How many ways are there to put $22$ identical balls into $5$ boxes, with each box receiving at least $2$ balls?

Question

How many ways are there to put $22$ identical balls into $5$ boxes, with each box receiving at least $2$ balls?

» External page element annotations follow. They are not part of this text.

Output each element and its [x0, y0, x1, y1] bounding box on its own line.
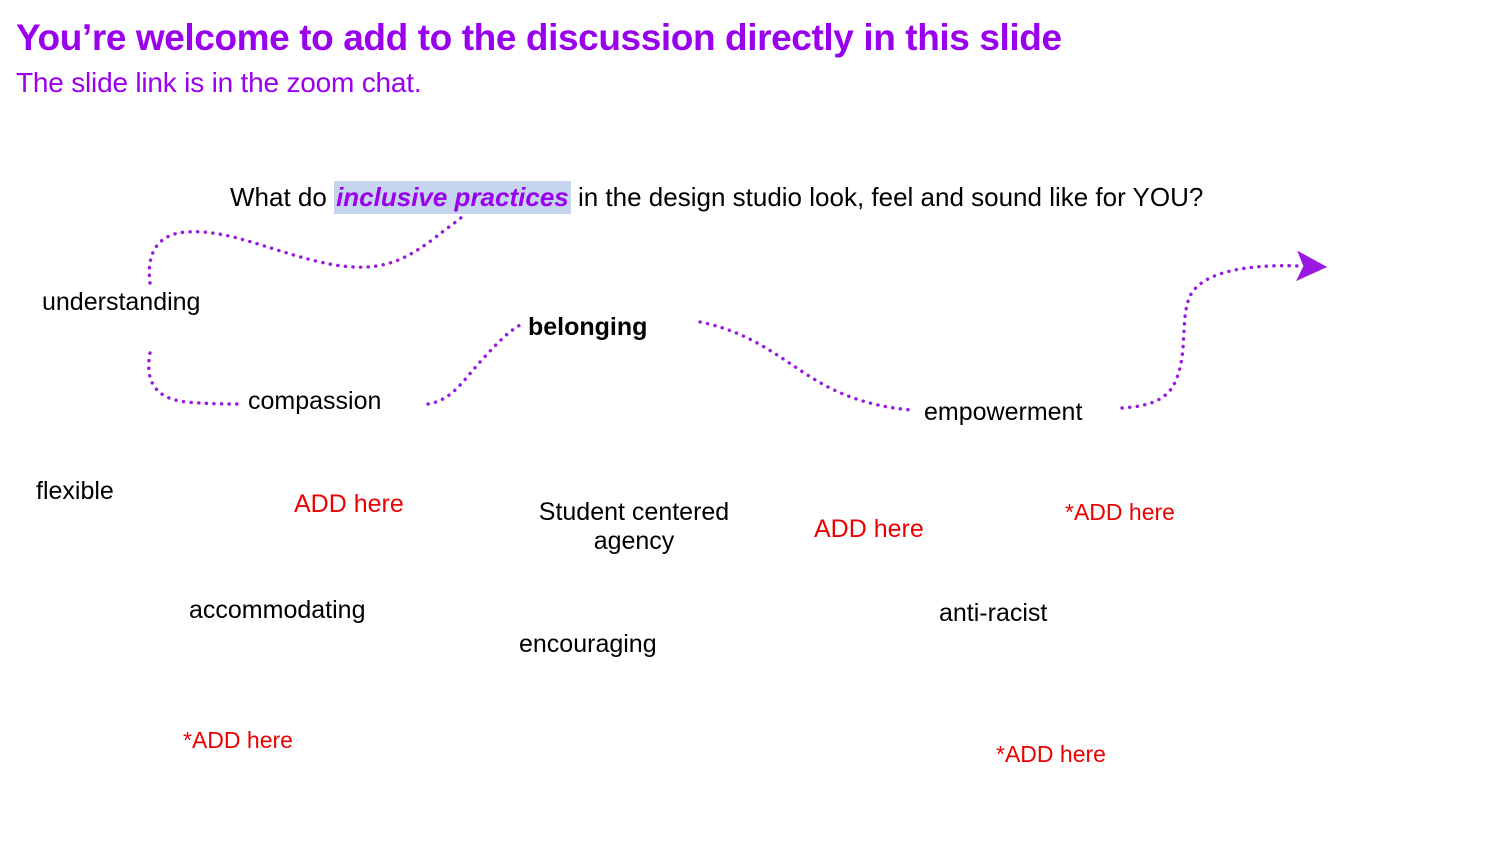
word-cloud-term-add-here-5[interactable]: *ADD here — [996, 741, 1106, 767]
word-cloud-term-compassion[interactable]: compassion — [248, 387, 382, 415]
word-cloud-term-belonging[interactable]: belonging — [528, 313, 648, 341]
discussion-prompt: What do inclusive practices in the desig… — [230, 181, 1203, 214]
word-cloud-term-student-centered[interactable]: Student centered agency — [538, 498, 730, 555]
word-cloud-term-add-here-3[interactable]: *ADD here — [1065, 499, 1175, 525]
word-cloud-term-flexible[interactable]: flexible — [36, 477, 114, 505]
word-cloud-term-add-here-4[interactable]: *ADD here — [183, 727, 293, 753]
page-title: You’re welcome to add to the discussion … — [16, 17, 1062, 58]
prompt-highlight-inclusive-practices: inclusive practices — [334, 181, 571, 214]
word-cloud-term-understanding[interactable]: understanding — [42, 288, 201, 316]
dotted-curve-segment-4 — [698, 320, 914, 412]
word-cloud-term-add-here-2[interactable]: ADD here — [814, 515, 924, 543]
word-cloud-term-encouraging[interactable]: encouraging — [519, 630, 657, 658]
prompt-text-before: What do — [230, 182, 335, 212]
dotted-curve-segment-5 — [1120, 250, 1328, 410]
dotted-curve-segment-1 — [147, 215, 464, 285]
word-cloud-term-add-here-1[interactable]: ADD here — [294, 490, 404, 518]
dotted-curve-segment-2 — [147, 351, 246, 406]
word-cloud-term-empowerment[interactable]: empowerment — [924, 398, 1083, 426]
prompt-text-after: in the design studio look, feel and soun… — [570, 182, 1204, 212]
page-subtitle: The slide link is in the zoom chat. — [16, 67, 422, 98]
dotted-curve-segment-3 — [426, 322, 524, 406]
word-cloud-term-anti-racist[interactable]: anti-racist — [939, 599, 1048, 627]
word-cloud-term-accommodating[interactable]: accommodating — [189, 596, 366, 624]
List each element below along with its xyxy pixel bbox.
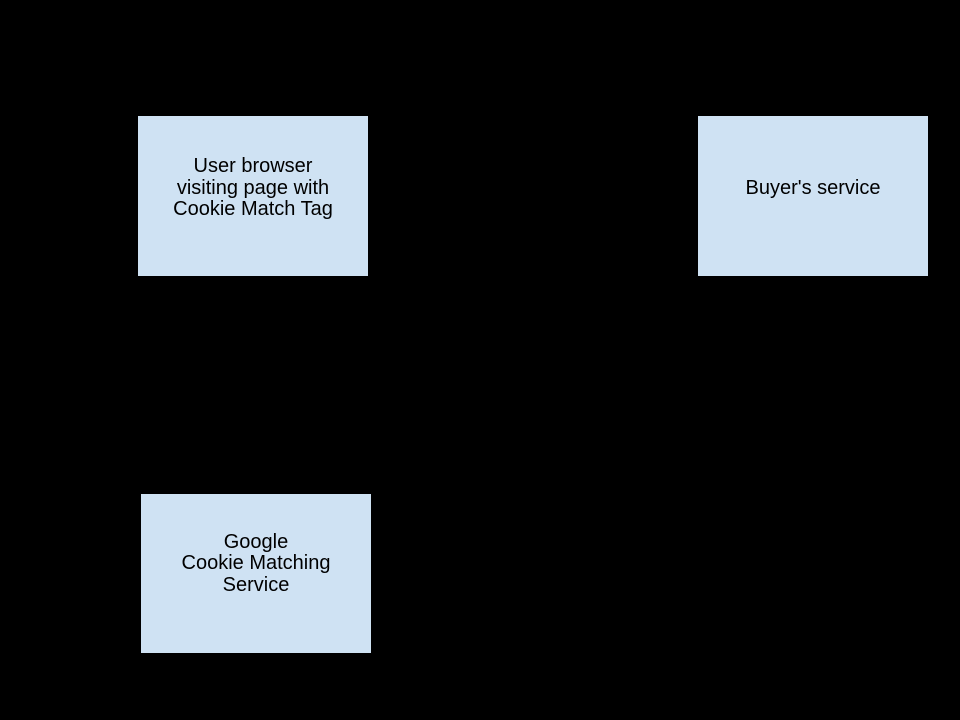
node-user-browser-label-line-1: User browser xyxy=(193,155,313,178)
node-google-cookie-matching-service: Google Cookie Matching Service xyxy=(140,493,372,654)
node-buyers-service-label: Buyer's service xyxy=(745,176,881,199)
node-google-cms-label-line-1: Google xyxy=(223,530,289,553)
node-google-cms-label-line-2: Cookie Matching xyxy=(181,552,331,575)
node-user-browser-label-line-3: Cookie Match Tag xyxy=(173,198,333,221)
node-user-browser-label-line-2: visiting page with xyxy=(176,176,330,199)
node-google-cms-label-line-3: Service xyxy=(222,573,290,596)
node-buyers-service: Buyer's service xyxy=(697,115,929,277)
node-user-browser: User browser visiting page with Cookie M… xyxy=(137,115,369,277)
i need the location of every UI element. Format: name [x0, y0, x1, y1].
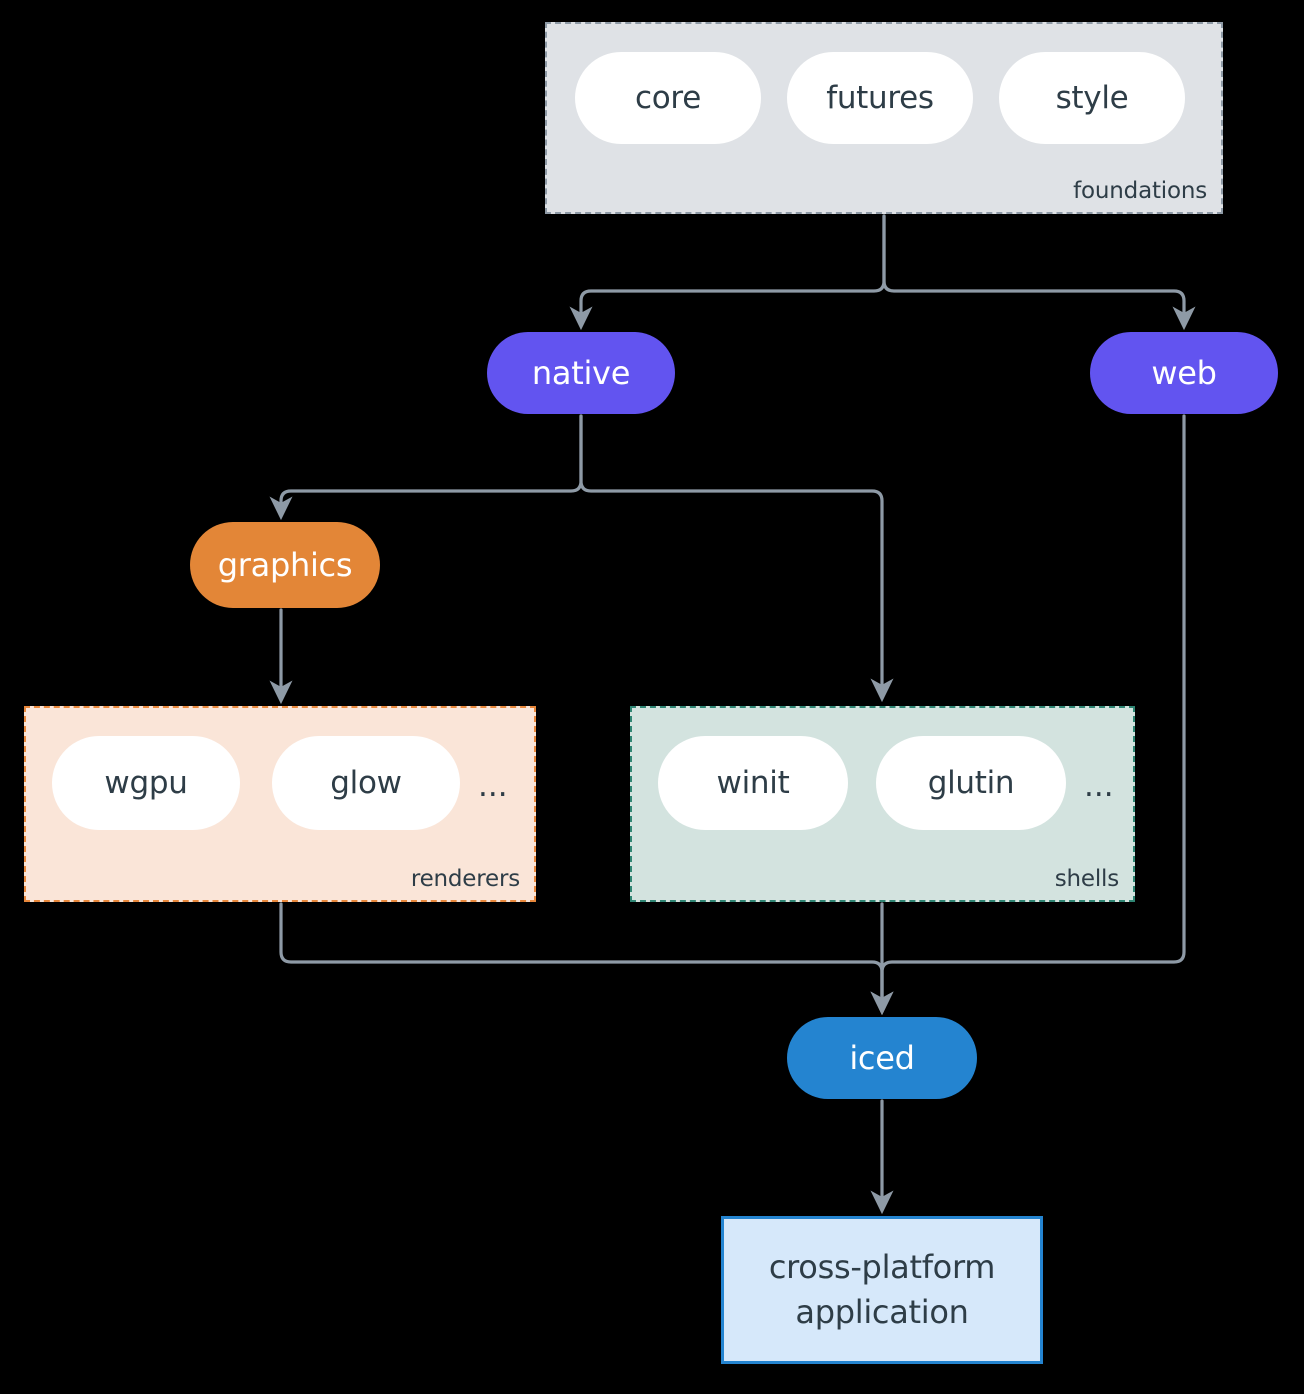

The answer is $16$ choose $4$, i.e., $_{16}C_4$, but can someone explain it to me?

Answer 1

This is a classic stars and bars problem. The solution you have presumes that you must put at least two balls in each box. Is that correct?

Answer 2

As we have at least two balls in each box, we know where 10 of the balls will be, so the question is equivalent to asking how many ways (up to reordering) we can put 12 balls in 5 boxes. This is the same as asking how many ways we can express 12 as a sum of 5 non-negative integers. There are 45 possible ways of doing this:

• 12 = 12+0+0+0+0
• 12 = 11+1+0+0+0
• 12 = 10+2+0+0+0
• 12 = 10+1+1+0+0
• 12 = 9+3+0+0+0
• 12 = 9+2+1+0+0
• 12 = 9+1+1+1+0
• 12 = 8+4+0+0+0
• 12 = 8+3+1+0+0
• 12 = 8+2+1+1+0
• 12 = 8+1+1+1+1
• 12 = 7+5+0+0+0
• 12 = 7+4+1+0+0
• 12 = 7+3+2+0+0
• 12 = 7+3+1+1+0
• 12 = 7+2+2+1+0
• 12 = 7+2+1+1+1
• 12 = 6+6+0+0+0
• 12 = 6+5+1+0+0
• 12 = 6+4+2+0+0
• 12 = 6+4+1+1+0
• 12 = 6+3+3+0+0
• 12 = 6+3+2+1+0
• 12 = 6+3+1+1+1
• 12 = 6+2+2+2+0
• 12 = 6+2+2+1+1
• 12 = 5+5+2+0+0
• 12 = 5+5+1+1+0
• 12 = 5+4+3+0+0
• 12 = 5+4+2+1+0
• 12 = 5+4+1+1+1
• 12 = 5+3+3+1+0
• 12 = 5+3+2+2+0
• 12 = 5+3+2+1+1
• 12 = 5+2+2+2+1
• 12 = 4+4+4+0+0
• 12 = 4+4+3+1+0
• 12 = 4+4+2+2+2
• 12 = 4+3+3+2+0
• 12 = 4+3+3+1+1
• 12 = 4+3+2+2+1
• 12 = 4+2+2+2+2
• 12 = 3+3+3+3+0
• 12 = 3+3+3+2+1
• 12 = 3+3+2+2+2

So there are 45 possible ways of placing 12 identical balls into 5 identical boxes, and hence 45 possible ways of placing 22 identical balls in 5 boxes such that every box contains at least 2 balls.